Relying on the euro market has proven an excellent strategy for SSAs so far this year. It has been stable, resilient and all but bottomless. But with the economic recovery from the pandemic reviving the long dormant spectre of inflation, the ECB’s “endless” support appears finally to be reaching a limit.
Even if this inflationary spell proves transient, it has gathered enough momentum to boost Bund yields to their highest level in more than two years, and fears of a hawkish ECB turn are unlikely to be easily dispelled. Add to this the launch of the European Commission’s €150bn-a-year Next Generation EU programme, and you have a cocktail that looks decidedly difficult to swallow.
The dollar market may prove a more fertile home, although this week’s $2.5bn disappointment from the World Bank shows that investors in that market are not prepared to give even top quality names an easy ride at exorbitant levels.
The solution, then, is versatility.
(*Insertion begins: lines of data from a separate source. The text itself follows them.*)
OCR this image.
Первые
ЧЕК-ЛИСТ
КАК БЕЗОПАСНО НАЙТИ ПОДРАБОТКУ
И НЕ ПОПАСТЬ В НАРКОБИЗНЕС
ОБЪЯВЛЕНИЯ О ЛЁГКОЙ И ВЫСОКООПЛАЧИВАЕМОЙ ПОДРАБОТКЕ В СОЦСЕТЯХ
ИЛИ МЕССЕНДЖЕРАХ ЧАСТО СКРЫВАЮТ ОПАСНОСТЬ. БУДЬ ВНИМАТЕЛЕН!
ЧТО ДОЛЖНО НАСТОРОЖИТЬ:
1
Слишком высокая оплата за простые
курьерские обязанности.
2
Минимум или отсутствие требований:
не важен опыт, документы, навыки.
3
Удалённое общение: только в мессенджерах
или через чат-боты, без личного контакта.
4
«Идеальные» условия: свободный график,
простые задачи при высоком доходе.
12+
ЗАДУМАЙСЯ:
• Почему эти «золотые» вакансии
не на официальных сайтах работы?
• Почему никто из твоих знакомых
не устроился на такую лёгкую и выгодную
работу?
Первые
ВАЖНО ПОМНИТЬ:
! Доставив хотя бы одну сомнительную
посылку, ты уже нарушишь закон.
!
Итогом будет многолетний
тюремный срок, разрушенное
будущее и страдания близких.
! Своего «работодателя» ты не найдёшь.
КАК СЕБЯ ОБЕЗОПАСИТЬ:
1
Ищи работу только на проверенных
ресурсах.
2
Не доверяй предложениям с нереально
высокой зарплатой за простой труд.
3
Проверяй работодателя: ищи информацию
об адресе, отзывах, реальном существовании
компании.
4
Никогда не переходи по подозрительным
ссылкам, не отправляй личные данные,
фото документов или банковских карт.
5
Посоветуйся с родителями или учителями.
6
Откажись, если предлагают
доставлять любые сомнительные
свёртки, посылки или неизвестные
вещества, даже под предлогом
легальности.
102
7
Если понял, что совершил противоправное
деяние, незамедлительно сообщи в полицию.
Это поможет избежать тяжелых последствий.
Nimbly nipping between the core funding currencies is the best chance issuers have to ensure that they aren’t compelled to issue in an inhospitable currency.
It is issuers like the EU, which restricts itself to euro borrowing, and some of the large sovereigns and supranationals who maintain only a token presence in the dollar market, where the pain is likely to be felt.
It is surely only a matter of time before an issuer with a rigid programme runs into a bad window and rattles investors enough to shut the market down.